Overcoming the Challenges and Making the Right Choices.
If you’re going through a separation and co-own property with your ex-spouse, remember these essential points:
Seek legal advice before leaving the shared property, as doing so could potentially forfeit your entitlement to it.
For married couples, a claim on property must be made within 12 months of the Divorce Order, and for de facto couples, within 2 years of the separation. It’s crucial to act promptly to ensure a fair division of property and financial settlements.
Consult with a Bank Home Finance Manager and a family lawyer to make informed decisions and develop effective strategies. Your lawyer will assess your financial position, as well as the assets and liabilities acquired during the relationship, to provide tailored advice on property matters.
Navigating the Complexities of Property Ownership When Sharing Assets with Another Person.
If you and your ex-spouse or partner co-own property, there are several options you may consider for financial settlement:
Divide the proceeds from selling the property.
Assume sole responsibility for the mortgage and release your ex from their obligations.
Refinance the mortgage to buy out your ex’s share of the property.
Transfer the title of the property to your ex in exchange for an equity payout from them.
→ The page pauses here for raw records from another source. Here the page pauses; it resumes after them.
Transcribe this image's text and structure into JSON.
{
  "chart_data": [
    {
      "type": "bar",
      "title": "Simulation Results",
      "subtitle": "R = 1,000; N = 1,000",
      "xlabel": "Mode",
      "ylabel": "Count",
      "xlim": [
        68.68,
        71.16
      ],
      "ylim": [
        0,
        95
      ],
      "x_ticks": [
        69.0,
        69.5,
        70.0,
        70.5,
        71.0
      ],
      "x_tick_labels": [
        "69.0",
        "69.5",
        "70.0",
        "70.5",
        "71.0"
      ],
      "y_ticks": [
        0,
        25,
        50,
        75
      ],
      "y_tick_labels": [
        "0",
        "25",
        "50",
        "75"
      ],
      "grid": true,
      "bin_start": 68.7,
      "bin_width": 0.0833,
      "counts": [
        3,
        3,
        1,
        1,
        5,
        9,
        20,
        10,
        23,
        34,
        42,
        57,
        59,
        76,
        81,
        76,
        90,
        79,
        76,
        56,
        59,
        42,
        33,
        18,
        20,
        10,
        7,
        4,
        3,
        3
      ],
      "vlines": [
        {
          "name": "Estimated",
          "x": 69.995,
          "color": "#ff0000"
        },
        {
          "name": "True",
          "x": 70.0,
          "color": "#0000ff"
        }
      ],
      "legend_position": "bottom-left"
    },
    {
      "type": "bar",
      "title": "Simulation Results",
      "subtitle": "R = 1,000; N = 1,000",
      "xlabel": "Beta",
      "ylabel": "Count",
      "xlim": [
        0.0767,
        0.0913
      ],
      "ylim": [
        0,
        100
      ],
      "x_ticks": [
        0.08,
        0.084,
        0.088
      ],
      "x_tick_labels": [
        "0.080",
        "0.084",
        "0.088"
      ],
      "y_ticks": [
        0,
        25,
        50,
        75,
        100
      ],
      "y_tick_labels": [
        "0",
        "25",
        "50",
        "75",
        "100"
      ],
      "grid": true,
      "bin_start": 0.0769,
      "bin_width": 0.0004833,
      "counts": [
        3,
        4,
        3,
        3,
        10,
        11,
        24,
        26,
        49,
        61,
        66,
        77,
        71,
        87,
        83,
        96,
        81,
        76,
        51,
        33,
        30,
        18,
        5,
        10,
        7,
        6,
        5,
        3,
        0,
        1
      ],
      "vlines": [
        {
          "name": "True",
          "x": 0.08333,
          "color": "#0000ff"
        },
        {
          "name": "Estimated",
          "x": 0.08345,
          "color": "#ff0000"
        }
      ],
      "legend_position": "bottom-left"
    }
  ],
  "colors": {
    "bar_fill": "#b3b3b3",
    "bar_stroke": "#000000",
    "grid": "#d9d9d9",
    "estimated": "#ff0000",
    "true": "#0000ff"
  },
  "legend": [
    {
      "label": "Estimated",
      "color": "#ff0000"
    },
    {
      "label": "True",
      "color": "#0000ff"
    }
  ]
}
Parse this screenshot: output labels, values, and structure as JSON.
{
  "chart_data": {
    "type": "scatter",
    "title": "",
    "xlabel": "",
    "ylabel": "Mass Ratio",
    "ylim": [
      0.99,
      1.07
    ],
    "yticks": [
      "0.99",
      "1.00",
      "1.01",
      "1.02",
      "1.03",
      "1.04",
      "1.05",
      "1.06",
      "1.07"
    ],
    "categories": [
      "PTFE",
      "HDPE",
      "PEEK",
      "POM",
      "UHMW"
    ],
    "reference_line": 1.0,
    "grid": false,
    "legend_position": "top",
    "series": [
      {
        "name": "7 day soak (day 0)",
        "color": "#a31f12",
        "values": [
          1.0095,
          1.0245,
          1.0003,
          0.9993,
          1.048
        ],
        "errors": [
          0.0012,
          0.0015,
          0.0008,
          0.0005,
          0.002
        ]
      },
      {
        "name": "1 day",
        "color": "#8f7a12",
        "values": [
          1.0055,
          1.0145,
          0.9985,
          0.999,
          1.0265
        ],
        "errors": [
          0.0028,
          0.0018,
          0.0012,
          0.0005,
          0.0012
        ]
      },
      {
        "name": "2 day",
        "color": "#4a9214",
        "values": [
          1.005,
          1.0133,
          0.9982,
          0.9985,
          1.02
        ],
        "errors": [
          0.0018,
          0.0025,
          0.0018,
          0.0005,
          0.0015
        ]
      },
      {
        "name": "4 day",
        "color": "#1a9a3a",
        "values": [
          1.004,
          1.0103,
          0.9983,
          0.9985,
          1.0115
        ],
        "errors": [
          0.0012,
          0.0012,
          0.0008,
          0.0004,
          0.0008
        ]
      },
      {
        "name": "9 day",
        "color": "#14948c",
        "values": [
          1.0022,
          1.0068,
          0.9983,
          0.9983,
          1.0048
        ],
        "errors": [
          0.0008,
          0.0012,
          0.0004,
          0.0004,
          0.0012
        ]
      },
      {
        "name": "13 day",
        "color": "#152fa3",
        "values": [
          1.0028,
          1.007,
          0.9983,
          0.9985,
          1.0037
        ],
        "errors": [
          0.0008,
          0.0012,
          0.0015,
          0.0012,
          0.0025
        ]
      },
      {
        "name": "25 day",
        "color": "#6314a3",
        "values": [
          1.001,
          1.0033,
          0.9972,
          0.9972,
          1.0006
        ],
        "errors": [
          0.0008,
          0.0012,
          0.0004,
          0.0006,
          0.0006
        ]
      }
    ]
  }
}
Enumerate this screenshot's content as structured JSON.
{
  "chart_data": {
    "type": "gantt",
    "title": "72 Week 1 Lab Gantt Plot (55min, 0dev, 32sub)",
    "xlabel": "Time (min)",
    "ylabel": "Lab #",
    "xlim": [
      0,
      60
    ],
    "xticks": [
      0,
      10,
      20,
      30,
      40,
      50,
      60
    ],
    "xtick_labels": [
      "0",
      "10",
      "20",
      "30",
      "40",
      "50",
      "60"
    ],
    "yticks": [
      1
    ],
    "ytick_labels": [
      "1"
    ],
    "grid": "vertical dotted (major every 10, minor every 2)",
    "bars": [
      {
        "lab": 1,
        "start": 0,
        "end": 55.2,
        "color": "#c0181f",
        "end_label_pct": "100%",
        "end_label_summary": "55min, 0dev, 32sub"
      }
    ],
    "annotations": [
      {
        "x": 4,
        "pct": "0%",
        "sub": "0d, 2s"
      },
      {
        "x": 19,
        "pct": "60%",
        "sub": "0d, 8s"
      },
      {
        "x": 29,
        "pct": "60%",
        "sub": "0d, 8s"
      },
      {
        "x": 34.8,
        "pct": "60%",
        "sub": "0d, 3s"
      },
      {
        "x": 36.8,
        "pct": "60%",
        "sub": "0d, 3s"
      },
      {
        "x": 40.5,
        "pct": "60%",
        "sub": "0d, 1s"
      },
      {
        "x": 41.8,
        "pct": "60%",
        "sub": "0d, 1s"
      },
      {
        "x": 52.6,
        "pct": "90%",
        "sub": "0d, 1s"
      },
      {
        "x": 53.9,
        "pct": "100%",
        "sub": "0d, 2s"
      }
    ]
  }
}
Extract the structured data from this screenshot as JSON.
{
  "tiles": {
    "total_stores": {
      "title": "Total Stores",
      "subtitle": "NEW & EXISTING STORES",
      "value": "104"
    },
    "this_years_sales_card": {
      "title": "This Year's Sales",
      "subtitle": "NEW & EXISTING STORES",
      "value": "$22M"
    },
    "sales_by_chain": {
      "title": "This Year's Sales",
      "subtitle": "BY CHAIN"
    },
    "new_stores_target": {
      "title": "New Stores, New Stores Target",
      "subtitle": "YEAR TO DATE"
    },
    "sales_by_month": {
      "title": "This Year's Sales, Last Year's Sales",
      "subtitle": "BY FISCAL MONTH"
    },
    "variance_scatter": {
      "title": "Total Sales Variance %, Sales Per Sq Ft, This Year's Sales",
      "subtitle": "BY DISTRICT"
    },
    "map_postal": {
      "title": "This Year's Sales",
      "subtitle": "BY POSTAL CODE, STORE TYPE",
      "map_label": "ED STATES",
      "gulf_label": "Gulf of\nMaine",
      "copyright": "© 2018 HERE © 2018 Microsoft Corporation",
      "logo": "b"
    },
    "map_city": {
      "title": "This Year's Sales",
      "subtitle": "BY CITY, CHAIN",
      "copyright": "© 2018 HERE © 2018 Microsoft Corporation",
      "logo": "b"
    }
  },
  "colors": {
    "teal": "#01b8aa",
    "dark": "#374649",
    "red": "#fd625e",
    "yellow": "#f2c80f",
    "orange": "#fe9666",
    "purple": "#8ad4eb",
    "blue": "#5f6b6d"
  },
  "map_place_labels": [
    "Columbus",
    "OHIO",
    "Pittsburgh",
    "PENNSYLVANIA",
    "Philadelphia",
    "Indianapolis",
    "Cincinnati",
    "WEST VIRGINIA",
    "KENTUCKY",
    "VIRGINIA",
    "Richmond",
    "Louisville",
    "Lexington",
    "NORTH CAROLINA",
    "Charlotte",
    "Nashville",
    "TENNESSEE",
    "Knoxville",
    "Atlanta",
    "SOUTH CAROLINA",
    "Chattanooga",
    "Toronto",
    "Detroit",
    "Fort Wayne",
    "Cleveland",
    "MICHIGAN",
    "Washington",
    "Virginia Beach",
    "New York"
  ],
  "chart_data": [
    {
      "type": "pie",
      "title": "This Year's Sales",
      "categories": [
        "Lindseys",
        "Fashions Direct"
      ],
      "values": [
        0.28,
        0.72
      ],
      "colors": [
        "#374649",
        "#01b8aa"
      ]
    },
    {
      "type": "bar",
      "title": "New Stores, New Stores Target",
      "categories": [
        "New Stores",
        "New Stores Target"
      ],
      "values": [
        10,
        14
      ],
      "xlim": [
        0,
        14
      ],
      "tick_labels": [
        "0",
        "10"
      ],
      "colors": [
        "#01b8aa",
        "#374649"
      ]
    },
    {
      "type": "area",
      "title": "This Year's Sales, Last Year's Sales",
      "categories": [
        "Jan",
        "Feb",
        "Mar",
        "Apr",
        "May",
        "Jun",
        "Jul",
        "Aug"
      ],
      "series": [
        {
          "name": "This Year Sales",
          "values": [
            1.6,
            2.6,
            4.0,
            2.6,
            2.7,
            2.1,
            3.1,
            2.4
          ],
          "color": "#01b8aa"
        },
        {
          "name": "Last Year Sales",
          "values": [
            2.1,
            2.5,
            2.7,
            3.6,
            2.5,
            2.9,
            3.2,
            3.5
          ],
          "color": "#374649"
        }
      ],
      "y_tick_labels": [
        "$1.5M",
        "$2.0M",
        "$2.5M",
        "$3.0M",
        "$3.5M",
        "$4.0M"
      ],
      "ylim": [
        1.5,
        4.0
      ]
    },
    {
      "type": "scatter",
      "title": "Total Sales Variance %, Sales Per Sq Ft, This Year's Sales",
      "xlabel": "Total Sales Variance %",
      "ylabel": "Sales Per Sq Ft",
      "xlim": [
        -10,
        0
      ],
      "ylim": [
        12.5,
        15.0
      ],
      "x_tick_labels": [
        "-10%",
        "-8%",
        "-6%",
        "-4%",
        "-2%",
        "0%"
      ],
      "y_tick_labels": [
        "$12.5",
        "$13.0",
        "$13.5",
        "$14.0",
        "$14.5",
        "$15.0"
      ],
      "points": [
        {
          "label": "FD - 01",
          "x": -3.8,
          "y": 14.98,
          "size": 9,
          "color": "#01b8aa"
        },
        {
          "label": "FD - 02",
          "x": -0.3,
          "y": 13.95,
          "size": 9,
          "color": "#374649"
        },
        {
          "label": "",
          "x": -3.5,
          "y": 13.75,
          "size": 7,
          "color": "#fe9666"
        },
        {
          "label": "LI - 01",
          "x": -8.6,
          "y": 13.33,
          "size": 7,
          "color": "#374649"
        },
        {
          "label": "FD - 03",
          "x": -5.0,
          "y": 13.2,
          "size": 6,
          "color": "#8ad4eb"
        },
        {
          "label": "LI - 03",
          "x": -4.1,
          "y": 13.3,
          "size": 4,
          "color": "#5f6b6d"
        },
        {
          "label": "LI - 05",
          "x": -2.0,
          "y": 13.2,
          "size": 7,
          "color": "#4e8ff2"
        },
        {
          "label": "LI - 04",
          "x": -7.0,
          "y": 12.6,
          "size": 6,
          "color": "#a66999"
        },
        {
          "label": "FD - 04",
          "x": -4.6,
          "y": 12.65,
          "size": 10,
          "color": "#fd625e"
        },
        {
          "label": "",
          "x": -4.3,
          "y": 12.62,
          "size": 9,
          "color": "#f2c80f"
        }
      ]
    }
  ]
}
Establish a cohabitation agreement that outlines financial responsibilities, such as mortgage payments and outgoings, during a defined period of time, and includes plans for property division at the end of the term.
Things to Consider Before Taking Over a Mortgage
If you’re thinking about taking over a mortgage, refinancing, or applying for a new home loan, it’s important to keep in mind:
You will need a steady source of income that can support you, your family or dependents, and cover any mortgage repayments.
You must be able to provide evidence of your income, such as payslips, during the loan application process.
It’s wise to have some financial cushion to prepare for potential interest rate hikes or unforeseen expenses.
The bank will assess your previous mortgage payment history and your ability to afford the loan based on your monthly expenses.
Consider which type of home loan suits your needs best.